Sep 272016

I was streaming some Fleetwood Mac this weekend, and taking a look at ther back catalog on Tidal — and came across this weird 1995 record Time—with Dave Mason! His song “Blow By Blow” is above.

Post-superstardom, I knew they did kind of a bad record without Lindsey Buckingham and one I actually like without Christine McVie, but replacing Stevie Nicks with Bekka Bramlett? Can you imagine in late 1995 or early 1996 going to see Fleetwood Mac and there’s no Stevie Nicks or Lindsey Buckingham?

I guess Mick Fleetwood thought he could assemble another “new” Fleetwood Mac for the mid-’90s like he did in the mid-’70s, but after listening to this, I will never complain about Mirage again!

What weirdo records have you come across lately? 



  7 Responses to “Weird Records: Fleewood Mac’s Time

  1. I do have a weirdo record.

    I have been going through discs I’ve bought over the years and not listened to. They are allocated a few shelves and I decided the situation was getting ridiculous.

    Some dated as far back as 20 years (The Genius Of Dave Bartholomew). I actually have chosen what to listen to first based on my instinct as to whether it would be something I’d ever listen to again. Suffice to say the stack of “listened to once, ready to donate” is growing.

    I have very little defense for having much of this. Partly, it’s more disposable income than sense. Then there were the critics’ darling discs where I saw so many great reviews that I decided to check it out to see if maybe, just maybe there has been good music since 1983 (can you say “The Miseducation of Lauryn Hill”?); 1983 remains pretty unassailable. Then there are the library/ cheap used finds which generally turn out to not be the bargain that $1 would suggest.

    Anyway, in the course of all of this I discovered something. Only here, in the Halls of Rock, could I dare make this confession for only here could I ever expect, if not sympathy, then the recognition of a possibly understandable pathology.

    Anyway, here goes: I have 16 Jim Lauderdale discs. There, I’ve said it.

    I don’t really know how this happened. Most of them were relatively cheap. Most of them hadn’t/haven’t been listened to. I guess the first one I got I liked and then one thing led to another (without a lot of listeneing) but I can’t say I really recall what the first one was.

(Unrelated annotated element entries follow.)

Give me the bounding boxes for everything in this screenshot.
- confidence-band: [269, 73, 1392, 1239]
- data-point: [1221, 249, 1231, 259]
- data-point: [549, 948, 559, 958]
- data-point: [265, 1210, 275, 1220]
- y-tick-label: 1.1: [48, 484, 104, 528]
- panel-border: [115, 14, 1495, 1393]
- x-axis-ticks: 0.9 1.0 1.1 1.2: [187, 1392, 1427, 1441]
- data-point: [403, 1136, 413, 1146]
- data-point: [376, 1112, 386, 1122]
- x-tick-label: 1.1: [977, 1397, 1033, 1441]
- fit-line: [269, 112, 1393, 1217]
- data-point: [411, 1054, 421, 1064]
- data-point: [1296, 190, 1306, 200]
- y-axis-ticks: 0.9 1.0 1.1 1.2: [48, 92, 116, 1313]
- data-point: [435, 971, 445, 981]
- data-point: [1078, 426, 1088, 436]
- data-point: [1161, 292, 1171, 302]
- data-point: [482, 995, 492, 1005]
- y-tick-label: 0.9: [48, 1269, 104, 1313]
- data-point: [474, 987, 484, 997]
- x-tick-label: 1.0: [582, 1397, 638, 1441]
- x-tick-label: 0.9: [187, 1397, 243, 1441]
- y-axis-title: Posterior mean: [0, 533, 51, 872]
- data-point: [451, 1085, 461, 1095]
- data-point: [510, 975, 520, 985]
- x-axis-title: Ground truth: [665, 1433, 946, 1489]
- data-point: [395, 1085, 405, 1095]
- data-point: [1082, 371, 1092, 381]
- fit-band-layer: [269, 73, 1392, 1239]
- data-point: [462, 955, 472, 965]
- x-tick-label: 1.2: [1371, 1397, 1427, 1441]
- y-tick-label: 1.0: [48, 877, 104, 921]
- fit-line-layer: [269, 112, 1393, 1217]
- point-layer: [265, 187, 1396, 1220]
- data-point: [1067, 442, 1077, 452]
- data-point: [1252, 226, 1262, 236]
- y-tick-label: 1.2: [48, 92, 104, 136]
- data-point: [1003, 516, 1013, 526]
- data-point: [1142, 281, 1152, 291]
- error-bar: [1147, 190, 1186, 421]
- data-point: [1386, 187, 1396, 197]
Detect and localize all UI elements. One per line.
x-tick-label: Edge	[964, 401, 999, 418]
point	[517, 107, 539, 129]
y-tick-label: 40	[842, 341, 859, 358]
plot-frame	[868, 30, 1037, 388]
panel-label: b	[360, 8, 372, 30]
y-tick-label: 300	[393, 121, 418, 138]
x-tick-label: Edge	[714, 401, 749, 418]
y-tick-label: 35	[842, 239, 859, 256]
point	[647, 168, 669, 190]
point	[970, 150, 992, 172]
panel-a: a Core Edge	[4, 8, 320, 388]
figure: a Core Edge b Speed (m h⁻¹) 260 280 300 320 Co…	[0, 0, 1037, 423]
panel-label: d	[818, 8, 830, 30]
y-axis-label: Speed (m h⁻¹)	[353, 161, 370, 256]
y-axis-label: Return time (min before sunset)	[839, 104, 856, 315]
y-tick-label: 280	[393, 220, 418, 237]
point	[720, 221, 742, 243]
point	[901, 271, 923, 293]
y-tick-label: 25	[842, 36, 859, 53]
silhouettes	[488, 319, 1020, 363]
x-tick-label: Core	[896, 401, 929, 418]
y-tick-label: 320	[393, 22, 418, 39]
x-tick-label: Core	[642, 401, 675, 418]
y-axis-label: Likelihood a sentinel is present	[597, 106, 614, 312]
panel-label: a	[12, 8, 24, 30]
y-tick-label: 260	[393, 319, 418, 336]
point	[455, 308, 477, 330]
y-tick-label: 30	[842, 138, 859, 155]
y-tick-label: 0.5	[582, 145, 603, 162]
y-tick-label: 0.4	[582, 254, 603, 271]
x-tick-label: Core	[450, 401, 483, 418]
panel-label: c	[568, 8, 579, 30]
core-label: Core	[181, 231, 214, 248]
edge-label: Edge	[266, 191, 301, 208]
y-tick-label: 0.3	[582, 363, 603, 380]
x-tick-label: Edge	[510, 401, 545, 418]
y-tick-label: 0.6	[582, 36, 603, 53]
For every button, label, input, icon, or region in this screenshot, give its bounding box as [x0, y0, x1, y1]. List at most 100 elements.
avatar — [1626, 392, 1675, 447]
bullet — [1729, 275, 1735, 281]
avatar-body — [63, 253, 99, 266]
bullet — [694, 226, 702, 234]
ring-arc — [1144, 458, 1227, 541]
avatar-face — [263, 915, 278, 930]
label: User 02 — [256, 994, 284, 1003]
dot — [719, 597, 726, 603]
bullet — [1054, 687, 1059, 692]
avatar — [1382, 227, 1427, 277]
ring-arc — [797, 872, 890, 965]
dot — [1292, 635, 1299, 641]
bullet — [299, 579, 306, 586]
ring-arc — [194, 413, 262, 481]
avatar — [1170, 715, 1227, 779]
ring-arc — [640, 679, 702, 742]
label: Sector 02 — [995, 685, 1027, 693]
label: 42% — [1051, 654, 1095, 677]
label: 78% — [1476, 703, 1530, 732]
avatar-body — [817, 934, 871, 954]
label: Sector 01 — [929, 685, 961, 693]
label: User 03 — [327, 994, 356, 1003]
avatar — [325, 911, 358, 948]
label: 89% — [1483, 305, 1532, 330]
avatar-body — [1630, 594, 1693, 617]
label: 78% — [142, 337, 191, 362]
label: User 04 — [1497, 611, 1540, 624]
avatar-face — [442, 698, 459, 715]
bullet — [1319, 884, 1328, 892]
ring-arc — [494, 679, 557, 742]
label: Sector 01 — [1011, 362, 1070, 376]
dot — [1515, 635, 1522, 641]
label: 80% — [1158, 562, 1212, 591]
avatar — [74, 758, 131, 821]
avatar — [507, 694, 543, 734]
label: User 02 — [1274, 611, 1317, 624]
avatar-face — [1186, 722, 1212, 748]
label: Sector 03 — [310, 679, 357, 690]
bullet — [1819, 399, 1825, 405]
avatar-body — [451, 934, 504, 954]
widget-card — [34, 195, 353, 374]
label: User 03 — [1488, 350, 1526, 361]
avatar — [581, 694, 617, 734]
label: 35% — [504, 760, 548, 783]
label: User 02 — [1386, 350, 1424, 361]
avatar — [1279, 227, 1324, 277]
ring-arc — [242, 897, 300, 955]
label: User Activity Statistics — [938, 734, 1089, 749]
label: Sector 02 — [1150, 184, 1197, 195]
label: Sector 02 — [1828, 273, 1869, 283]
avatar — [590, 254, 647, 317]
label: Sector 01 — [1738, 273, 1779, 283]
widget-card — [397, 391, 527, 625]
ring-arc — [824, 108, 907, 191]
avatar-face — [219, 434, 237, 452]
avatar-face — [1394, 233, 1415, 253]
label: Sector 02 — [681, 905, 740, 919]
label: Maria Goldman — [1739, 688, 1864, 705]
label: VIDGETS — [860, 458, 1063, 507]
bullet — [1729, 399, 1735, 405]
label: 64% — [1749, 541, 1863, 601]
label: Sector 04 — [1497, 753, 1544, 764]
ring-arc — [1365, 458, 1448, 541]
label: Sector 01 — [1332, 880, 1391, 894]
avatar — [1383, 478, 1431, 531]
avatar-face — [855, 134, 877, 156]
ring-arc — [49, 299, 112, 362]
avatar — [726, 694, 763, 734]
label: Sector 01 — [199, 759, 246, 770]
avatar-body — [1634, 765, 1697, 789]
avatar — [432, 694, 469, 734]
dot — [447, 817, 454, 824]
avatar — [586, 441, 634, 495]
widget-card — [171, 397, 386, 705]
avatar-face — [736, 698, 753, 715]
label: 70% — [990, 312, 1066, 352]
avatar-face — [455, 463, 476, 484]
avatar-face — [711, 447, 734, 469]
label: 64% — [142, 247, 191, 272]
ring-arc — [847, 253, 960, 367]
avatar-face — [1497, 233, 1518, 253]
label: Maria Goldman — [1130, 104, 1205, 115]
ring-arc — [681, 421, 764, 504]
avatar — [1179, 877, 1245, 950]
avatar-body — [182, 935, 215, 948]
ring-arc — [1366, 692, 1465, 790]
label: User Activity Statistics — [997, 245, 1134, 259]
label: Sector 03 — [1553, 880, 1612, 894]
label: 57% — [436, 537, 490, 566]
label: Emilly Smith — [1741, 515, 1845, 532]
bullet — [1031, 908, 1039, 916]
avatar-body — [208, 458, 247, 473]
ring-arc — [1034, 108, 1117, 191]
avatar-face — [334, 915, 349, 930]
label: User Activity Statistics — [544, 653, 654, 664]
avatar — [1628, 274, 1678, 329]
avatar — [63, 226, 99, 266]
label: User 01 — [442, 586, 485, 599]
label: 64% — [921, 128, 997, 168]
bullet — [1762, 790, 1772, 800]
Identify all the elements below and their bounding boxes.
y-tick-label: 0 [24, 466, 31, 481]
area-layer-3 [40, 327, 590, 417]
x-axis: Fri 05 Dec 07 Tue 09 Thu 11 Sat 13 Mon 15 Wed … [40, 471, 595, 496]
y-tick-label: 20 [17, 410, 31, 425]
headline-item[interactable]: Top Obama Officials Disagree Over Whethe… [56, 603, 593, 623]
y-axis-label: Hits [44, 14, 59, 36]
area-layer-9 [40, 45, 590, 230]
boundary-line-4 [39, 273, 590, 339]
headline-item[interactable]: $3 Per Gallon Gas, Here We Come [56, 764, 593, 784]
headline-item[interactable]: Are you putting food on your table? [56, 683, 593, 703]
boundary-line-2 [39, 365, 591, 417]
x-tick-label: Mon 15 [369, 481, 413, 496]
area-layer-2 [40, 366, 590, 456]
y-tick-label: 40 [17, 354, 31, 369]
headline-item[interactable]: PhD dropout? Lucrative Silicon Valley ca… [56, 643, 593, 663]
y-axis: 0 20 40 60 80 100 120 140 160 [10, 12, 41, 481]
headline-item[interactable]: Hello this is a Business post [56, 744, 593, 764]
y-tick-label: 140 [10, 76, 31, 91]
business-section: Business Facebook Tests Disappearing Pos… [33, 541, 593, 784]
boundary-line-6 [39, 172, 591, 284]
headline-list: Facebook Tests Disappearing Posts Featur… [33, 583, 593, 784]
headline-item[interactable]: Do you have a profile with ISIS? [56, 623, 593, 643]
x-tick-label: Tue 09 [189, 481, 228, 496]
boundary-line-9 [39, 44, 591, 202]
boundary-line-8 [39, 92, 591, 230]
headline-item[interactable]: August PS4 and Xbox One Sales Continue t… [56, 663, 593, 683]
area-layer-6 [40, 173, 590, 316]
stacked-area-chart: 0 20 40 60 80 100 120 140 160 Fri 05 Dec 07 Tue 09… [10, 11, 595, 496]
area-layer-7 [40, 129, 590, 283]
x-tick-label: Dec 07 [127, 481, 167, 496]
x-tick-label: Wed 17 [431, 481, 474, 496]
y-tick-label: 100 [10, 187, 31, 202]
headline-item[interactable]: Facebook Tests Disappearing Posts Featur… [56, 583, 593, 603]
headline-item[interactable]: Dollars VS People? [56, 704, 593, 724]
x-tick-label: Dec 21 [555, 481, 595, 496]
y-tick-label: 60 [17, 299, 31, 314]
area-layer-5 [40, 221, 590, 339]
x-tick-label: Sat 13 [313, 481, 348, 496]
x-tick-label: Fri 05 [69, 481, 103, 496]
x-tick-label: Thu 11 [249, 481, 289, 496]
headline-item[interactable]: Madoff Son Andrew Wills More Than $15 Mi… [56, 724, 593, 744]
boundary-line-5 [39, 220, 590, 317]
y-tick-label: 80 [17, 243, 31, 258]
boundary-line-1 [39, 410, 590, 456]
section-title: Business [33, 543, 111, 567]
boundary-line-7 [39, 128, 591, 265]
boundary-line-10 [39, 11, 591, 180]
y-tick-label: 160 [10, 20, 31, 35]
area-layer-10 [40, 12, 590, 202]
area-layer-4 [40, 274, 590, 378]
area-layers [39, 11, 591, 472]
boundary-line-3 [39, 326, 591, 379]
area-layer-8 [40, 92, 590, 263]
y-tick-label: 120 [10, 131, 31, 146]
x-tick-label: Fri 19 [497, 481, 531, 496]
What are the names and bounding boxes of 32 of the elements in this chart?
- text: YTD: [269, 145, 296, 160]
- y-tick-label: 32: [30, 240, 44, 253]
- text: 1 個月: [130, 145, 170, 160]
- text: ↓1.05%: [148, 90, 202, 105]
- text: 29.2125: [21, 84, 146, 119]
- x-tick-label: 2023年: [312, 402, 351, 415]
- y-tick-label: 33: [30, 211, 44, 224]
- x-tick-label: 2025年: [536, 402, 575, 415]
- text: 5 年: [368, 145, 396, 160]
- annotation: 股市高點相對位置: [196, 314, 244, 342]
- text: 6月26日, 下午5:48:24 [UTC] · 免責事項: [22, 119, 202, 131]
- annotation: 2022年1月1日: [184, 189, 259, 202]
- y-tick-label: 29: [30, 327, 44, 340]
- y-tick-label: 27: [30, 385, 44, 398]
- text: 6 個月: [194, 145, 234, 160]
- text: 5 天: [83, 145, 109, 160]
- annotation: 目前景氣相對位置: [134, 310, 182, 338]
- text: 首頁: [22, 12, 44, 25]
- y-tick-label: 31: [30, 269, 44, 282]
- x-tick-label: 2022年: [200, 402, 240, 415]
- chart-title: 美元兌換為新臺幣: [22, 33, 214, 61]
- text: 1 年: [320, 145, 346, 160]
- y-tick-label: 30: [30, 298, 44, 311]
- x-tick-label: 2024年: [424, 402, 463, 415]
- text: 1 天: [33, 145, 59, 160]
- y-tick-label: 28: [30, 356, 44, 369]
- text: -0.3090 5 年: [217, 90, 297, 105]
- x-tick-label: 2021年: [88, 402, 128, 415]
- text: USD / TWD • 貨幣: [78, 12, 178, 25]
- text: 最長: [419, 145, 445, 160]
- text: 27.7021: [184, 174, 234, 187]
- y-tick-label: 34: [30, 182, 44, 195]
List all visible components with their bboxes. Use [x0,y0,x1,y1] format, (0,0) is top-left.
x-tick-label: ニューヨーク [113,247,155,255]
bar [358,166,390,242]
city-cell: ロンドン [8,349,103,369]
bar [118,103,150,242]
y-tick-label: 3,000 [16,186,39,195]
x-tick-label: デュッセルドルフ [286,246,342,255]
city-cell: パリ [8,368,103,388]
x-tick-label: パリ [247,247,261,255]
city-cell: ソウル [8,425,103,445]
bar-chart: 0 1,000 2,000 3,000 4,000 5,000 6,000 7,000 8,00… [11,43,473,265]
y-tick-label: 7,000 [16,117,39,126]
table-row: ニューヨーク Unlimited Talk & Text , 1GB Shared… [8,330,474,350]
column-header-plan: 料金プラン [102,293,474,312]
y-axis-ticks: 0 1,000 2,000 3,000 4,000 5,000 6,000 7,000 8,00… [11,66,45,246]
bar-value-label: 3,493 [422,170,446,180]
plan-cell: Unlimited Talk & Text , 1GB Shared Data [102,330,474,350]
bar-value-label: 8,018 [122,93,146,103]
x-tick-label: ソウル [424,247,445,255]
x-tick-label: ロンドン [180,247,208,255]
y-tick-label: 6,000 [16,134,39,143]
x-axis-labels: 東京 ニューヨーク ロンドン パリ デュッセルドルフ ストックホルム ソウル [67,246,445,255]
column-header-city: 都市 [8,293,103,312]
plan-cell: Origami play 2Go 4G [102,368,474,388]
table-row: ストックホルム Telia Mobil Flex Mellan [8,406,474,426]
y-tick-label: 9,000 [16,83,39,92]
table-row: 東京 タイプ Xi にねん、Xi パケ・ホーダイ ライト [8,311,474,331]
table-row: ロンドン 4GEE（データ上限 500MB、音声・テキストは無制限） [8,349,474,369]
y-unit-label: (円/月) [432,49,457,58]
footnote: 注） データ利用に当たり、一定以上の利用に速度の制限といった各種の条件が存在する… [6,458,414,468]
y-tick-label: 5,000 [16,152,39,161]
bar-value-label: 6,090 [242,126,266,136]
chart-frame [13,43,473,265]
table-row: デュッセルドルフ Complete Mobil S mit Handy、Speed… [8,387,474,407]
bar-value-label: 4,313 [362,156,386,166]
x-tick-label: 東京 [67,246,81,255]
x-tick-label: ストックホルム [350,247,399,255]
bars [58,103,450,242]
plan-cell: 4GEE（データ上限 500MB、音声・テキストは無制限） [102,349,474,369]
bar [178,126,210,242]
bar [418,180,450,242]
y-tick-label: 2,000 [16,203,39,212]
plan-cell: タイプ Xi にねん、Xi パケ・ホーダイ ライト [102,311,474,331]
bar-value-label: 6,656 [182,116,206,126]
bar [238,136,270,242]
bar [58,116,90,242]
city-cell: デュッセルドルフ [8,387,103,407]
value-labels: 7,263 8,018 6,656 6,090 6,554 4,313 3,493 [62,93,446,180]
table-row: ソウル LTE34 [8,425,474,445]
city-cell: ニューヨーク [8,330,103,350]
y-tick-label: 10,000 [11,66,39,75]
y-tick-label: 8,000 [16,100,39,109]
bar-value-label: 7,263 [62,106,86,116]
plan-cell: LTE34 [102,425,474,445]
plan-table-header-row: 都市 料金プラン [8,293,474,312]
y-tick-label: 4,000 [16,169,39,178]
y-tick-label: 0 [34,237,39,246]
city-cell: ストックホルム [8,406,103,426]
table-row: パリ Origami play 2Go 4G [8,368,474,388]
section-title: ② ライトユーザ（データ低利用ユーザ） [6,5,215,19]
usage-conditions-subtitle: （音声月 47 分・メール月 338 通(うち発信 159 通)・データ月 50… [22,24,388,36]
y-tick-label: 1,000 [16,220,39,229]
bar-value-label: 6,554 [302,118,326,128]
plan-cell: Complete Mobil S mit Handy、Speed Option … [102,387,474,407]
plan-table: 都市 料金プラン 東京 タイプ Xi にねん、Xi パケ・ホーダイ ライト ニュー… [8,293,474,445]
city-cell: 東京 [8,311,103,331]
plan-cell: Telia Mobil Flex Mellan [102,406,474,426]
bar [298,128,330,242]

    So, I’d guess this is some kind of weirdo record if not in the way you meant that phrase.

  2. misterioso

    Holy Moses! 16 discs! That’s a lot of Jim Lauderdale.

    Now, not to be overly inquisitive, but: who is Jim Lauderdale?

  3. I understand inquisitive; that’s really the point – why should I have 16 albums by a guy you don’t recognize?!

    He’s an Americana artist. I came to him through his association with Buddy Miller. I love Buddy Miller; he’s in my top whatever.

    Lauderdale does country, pop country, bluegrass. He’s done a few albums with Dead lyricist Robert Hunter and I think one with Ralph Stanley. Known more as a songwriter than performer.

    I’m going on the Cayamo cruise in February. He’s one of the performers so I’ll get to see him live. Provided it doesn’t interfere with seeing Buddy or RIchard Thompson or Loudon Wainwright who are also performing that week.

  4. 2000 Man

    Thanks for asking – I was wondering who Jim Lauderdale was, too. For some reason I was thinking 1970’s college swimming coach somewhere. Can’t imagine a guy like that would make good records.

  5. 2000 Man

    Guess you better start listening to some of those records so you don’t freeze up and yell out, “Freebird!” by mistake.

  6. This is my favorite Jim Lauderdale album — Pretty Close to the Truth from the mid-90s.

  7. cherguevara

    Posting here on a whim, though no one will see… A while back, I discovered that there was a Zombies record made in the 1990s, without Rod Argent. Apparently a legal necessity to retain the band name. So here they are, covering the Prefab Spout song, “When love breaks down.”